Boris Yeltsin died this morning at the age of 76, it's being reported. Heart failure is said to be the cause.
The debate over how he should be remembered will begin immediately. Was he the great democrat who stared down the hard-line Communist coup in 1991? Or was he the weak, often drunk, leader who sold off the state's assets for a song to the oligarchs and presided over the 1998 financial collapse? Or the cynical deal-maker who handed the Kremlin keys back to the KGB in 1999 to spare himself prosecution?
Turns out he was all of these, to the disillusionment of millions. I know many in Russia who will mourn Yeltsin's death today not because they'll miss the man (he has largely disappeared from public life since Putin took office), but because they attach his name to the exhilirating hope they felt in 1991 when the Soviet Union finally broke apart at the seams. That's him aboard a tank in the photo to the left, on the day it became clear that the USSR was finished.
The hope then was that Russia was on its way to becoming a normal, free, country that would soon integrate with its new friends in Europe and the West. And for all his failings, the system Yeltsin presided over was remarkable as the freest Russians have experienced in their history.
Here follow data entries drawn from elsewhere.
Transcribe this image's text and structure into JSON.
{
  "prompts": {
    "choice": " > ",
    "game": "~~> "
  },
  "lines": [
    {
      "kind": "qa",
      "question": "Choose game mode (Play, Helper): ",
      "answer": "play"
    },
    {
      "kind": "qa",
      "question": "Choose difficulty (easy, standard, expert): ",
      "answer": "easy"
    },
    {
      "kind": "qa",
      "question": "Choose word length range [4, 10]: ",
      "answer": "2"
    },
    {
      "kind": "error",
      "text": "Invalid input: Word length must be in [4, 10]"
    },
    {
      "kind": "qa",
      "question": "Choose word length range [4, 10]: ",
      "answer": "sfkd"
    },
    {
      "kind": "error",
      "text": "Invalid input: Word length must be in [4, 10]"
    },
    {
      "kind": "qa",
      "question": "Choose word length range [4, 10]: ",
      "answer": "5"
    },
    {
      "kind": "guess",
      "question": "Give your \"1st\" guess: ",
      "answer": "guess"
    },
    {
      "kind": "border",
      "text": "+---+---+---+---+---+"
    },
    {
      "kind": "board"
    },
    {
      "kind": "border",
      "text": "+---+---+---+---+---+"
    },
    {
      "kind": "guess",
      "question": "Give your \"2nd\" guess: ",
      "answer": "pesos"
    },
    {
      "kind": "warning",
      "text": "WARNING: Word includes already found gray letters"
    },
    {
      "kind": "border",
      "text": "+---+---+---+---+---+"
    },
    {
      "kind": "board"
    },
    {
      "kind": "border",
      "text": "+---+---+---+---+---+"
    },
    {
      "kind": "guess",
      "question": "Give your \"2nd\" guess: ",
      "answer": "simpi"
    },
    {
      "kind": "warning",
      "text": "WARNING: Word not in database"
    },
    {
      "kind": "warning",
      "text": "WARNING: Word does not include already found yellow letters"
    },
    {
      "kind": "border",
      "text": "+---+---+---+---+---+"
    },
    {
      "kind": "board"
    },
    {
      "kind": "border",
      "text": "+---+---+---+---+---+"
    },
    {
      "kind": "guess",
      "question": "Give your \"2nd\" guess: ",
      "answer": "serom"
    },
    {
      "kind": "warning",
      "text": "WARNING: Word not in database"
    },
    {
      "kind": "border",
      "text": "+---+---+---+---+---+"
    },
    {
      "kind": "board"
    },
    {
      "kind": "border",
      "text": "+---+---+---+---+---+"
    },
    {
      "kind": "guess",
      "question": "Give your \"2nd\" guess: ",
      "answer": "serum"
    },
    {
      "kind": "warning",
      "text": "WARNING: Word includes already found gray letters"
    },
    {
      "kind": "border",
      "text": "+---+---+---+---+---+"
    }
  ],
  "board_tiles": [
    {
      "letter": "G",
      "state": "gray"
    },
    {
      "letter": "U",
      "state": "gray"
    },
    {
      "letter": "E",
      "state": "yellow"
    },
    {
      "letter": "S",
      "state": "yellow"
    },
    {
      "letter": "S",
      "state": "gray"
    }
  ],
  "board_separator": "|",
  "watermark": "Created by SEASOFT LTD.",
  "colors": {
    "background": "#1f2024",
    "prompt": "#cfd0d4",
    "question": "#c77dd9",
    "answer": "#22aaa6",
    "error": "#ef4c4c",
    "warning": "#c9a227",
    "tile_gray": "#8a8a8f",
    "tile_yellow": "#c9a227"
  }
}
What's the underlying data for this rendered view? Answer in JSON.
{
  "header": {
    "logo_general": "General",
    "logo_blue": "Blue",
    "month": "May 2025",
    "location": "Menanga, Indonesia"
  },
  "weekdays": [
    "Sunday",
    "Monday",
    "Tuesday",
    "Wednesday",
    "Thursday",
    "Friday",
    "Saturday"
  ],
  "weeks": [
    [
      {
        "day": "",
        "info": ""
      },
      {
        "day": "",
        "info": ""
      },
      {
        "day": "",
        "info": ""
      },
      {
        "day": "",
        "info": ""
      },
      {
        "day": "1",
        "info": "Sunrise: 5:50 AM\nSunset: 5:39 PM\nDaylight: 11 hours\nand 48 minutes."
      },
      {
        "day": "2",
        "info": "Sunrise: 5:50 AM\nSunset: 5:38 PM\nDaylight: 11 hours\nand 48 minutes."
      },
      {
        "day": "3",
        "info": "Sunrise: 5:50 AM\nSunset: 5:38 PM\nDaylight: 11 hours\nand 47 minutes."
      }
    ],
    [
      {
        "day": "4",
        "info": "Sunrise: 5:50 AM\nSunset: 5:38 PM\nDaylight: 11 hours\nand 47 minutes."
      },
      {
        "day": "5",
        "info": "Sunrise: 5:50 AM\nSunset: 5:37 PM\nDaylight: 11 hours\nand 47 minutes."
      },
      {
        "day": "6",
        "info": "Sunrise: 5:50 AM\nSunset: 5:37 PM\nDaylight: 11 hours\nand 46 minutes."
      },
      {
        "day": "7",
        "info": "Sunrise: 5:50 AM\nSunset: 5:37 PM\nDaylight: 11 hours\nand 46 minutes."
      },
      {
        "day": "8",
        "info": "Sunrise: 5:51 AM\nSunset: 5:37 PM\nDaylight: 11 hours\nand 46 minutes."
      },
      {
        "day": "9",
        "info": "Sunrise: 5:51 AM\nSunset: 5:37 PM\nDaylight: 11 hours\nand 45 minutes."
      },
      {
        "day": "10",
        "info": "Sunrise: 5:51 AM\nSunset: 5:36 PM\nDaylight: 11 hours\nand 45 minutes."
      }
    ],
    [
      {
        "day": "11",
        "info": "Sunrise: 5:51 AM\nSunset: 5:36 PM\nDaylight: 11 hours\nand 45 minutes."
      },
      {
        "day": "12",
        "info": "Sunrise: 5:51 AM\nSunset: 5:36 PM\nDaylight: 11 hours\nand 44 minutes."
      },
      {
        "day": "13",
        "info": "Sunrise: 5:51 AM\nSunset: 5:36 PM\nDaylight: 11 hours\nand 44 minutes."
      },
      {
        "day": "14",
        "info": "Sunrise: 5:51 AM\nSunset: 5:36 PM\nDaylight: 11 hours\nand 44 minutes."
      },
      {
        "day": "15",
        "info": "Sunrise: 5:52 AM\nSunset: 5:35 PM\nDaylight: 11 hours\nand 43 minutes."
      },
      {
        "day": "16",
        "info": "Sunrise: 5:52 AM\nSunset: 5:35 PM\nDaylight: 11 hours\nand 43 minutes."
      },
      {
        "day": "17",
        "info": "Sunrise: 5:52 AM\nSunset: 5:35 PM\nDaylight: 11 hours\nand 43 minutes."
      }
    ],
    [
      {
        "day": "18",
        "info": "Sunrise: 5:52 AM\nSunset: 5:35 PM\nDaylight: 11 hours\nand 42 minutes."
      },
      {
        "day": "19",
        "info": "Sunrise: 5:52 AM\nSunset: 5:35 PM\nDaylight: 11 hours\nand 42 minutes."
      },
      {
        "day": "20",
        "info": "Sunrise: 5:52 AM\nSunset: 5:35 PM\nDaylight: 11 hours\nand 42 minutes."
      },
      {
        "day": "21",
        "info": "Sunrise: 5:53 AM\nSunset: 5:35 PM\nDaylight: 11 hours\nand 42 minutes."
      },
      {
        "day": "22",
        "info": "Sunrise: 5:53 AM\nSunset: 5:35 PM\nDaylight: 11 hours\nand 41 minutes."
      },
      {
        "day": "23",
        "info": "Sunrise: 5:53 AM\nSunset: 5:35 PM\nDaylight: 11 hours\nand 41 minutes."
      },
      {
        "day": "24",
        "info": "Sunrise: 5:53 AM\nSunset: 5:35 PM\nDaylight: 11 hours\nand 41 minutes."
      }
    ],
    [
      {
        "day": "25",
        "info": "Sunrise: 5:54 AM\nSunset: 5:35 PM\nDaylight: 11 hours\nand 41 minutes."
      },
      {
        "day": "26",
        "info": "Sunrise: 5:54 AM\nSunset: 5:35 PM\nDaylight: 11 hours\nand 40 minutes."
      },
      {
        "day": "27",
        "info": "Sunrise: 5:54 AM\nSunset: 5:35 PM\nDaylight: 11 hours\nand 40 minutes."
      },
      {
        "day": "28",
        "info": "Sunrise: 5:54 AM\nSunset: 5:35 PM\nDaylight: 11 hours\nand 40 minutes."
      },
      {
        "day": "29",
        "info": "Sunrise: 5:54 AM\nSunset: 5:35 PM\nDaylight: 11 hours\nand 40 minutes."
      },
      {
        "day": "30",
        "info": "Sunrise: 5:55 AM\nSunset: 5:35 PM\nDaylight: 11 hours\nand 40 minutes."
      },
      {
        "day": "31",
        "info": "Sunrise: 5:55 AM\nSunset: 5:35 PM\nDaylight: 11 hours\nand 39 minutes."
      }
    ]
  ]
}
The media said what it wanted, the Duma was a place of genuine debate.
After seven years under Vladimir Putin, the man Yeltsin chose to succeed him, all that is gone.
Yeltsin largely refrained from commenting on the actions of his successor, something that was widely perceived to be a condition of the pact he struck to avoid prosecution. But in the aftermath of the 2004 school massacre in Beslan, and Putin's subsequent moves to use the incident to strengthen his personal power, Yeltsin gave us a hint of what he felt in a statement he gave to the Moscow News.
"We will not give up on the letter of the law, and most importantly, the spirit of the Constitution our country voted for at the public referendum in 1993," he wrote. "If only because the stifling of freedom and the curtailing of democratic rights is a victory for the terrorists. Only a democratic country can successfully resist terrorism and count on standing shoulder to shoulder with all of the world’s civilized countries."
I wish he'd said that more loudly and more often in the last seven years. Rest in peace, Boris Nikolaevich.